INFRA[Infrastructure: $250/month]
OPS[Operations: $50/month]
DEV[Development: $100/month]
TOTAL[Total: $400/month]
end
subgraph "Business Value"
INSIGHTS[Data Insights: $2000/month]
EFFICIENCY[Operational Efficiency: $1500/month]

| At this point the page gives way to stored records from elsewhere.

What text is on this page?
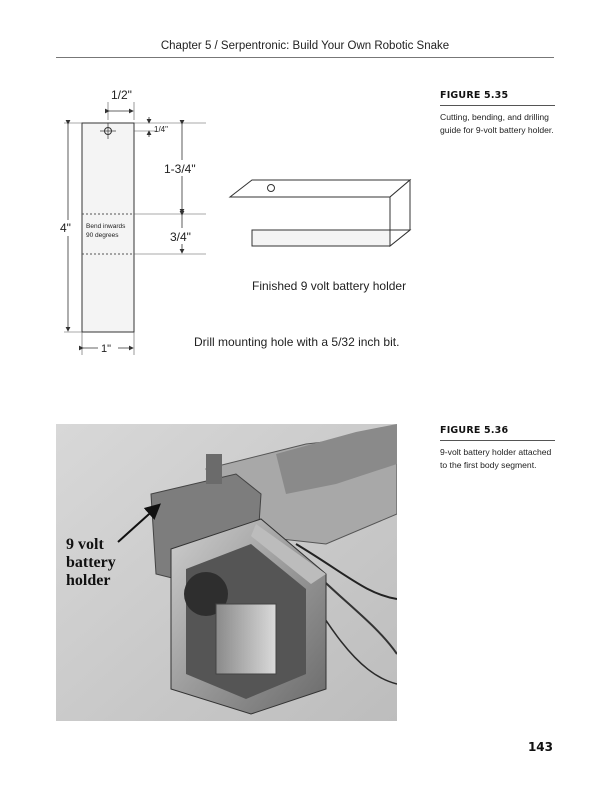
Chapter 5 / Serpentronic: Build Your Own Robotic Snake
Bend inwards
90 degrees
1/2"
1/4"
1-3/4"
3/4"
4"
1"
Finished 9 volt battery holder
Drill mounting hole with a 5/32 inch bit.
FIGURE 5.35
Cutting, bending, and drilling guide for 9-volt battery holder.
9 volt
battery
holder
FIGURE 5.36
9-volt battery holder attached to the first body segment.
143
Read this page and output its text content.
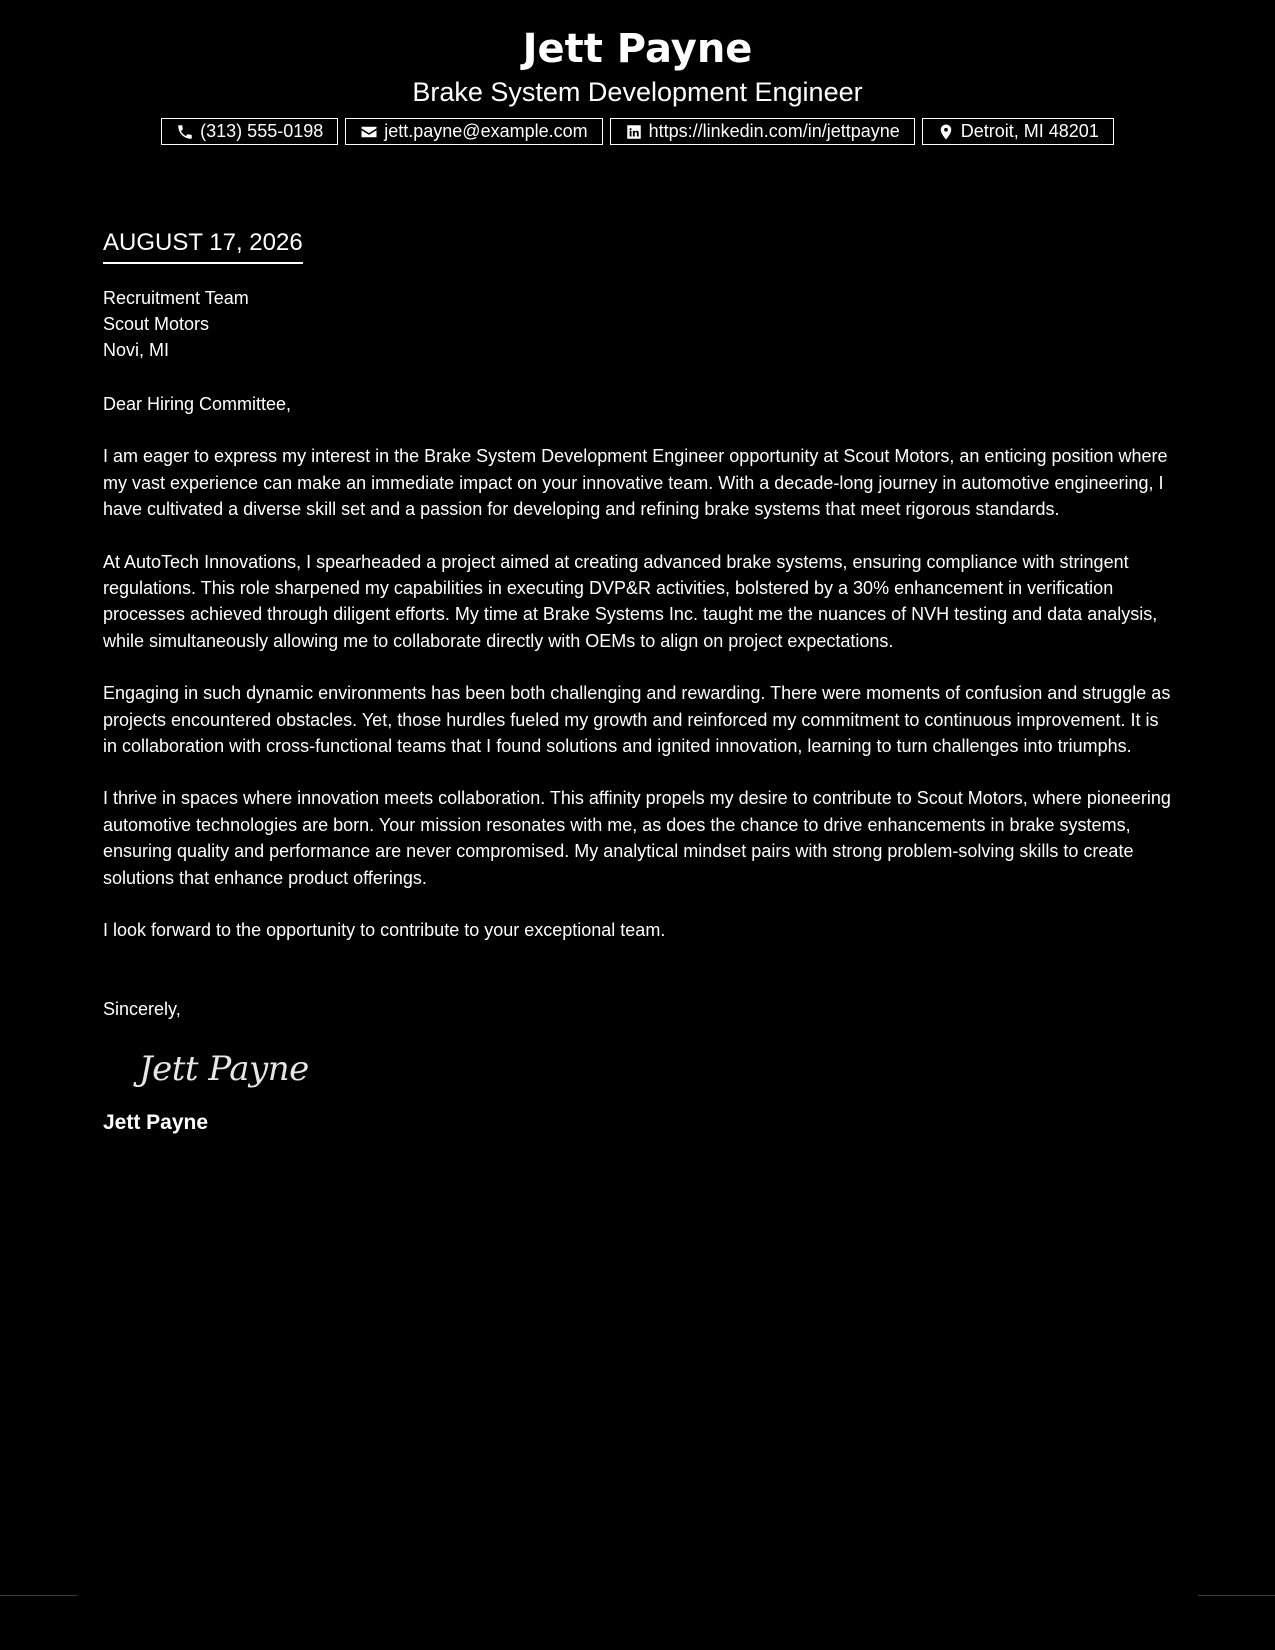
Jett Payne
Brake System Development Engineer
(313) 555-0198	jett.payne@example.com	https://linkedin.com/in/jettpayne	Detroit, MI 48201
AUGUST 17, 2026
Recruitment Team
Scout Motors
Novi, MI
Dear Hiring Committee,
I am eager to express my interest in the Brake System Development Engineer opportunity at Scout Motors, an enticing position where my vast experience can make an immediate impact on your innovative team. With a decade-long journey in automotive engineering, I have cultivated a diverse skill set and a passion for developing and refining brake systems that meet rigorous standards.
At AutoTech Innovations, I spearheaded a project aimed at creating advanced brake systems, ensuring compliance with stringent regulations. This role sharpened my capabilities in executing DVP&R activities, bolstered by a 30% enhancement in verification processes achieved through diligent efforts. My time at Brake Systems Inc. taught me the nuances of NVH testing and data analysis, while simultaneously allowing me to collaborate directly with OEMs to align on project expectations.
Engaging in such dynamic environments has been both challenging and rewarding. There were moments of confusion and struggle as projects encountered obstacles. Yet, those hurdles fueled my growth and reinforced my commitment to continuous improvement. It is in collaboration with cross-functional teams that I found solutions and ignited innovation, learning to turn challenges into triumphs.
I thrive in spaces where innovation meets collaboration. This affinity propels my desire to contribute to Scout Motors, where pioneering automotive technologies are born. Your mission resonates with me, as does the chance to drive enhancements in brake systems, ensuring quality and performance are never compromised. My analytical mindset pairs with strong problem-solving skills to create solutions that enhance product offerings.
I look forward to the opportunity to contribute to your exceptional team.
Sincerely,
Jett Payne
Jett Payne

DECISIONS[Better Decisions: $1000/month]
VALUE[Total Value: $4500/month]
end
subgraph "ROI"
RATIO[ROI Ratio: 11.25x]
PAYBACK[Payback Period: 26 days]
end
TOTAL --> RATIO
VALUE --> RATIO
RATIO --> PAYBACK
Best Practices Summary¶
- Continuous Monitoring
- Set up real-time cost alerts
- Review costs weekly
- Track cost per business metric
-
Monitor unused resources
-
Right-Sizing Resources
- Use auto-scaling where available
- Match resource size to workload
- Regular capacity reviews
-
Eliminate over-provisioning
-
Intelligent Scheduling
- Off-peak processing for batch jobs
- Auto-shutdown for dev/test
- Optimize refresh frequencies
-
Load balance across time zones
-
Data Lifecycle Management
- Aggressive archival policies
- Regular cleanup procedures
- Retention policy optimization
- Delete unnecessary data
With these optimizations, the target monthly cost of <$250 is achievable while maintaining system performance and preparing for future scale.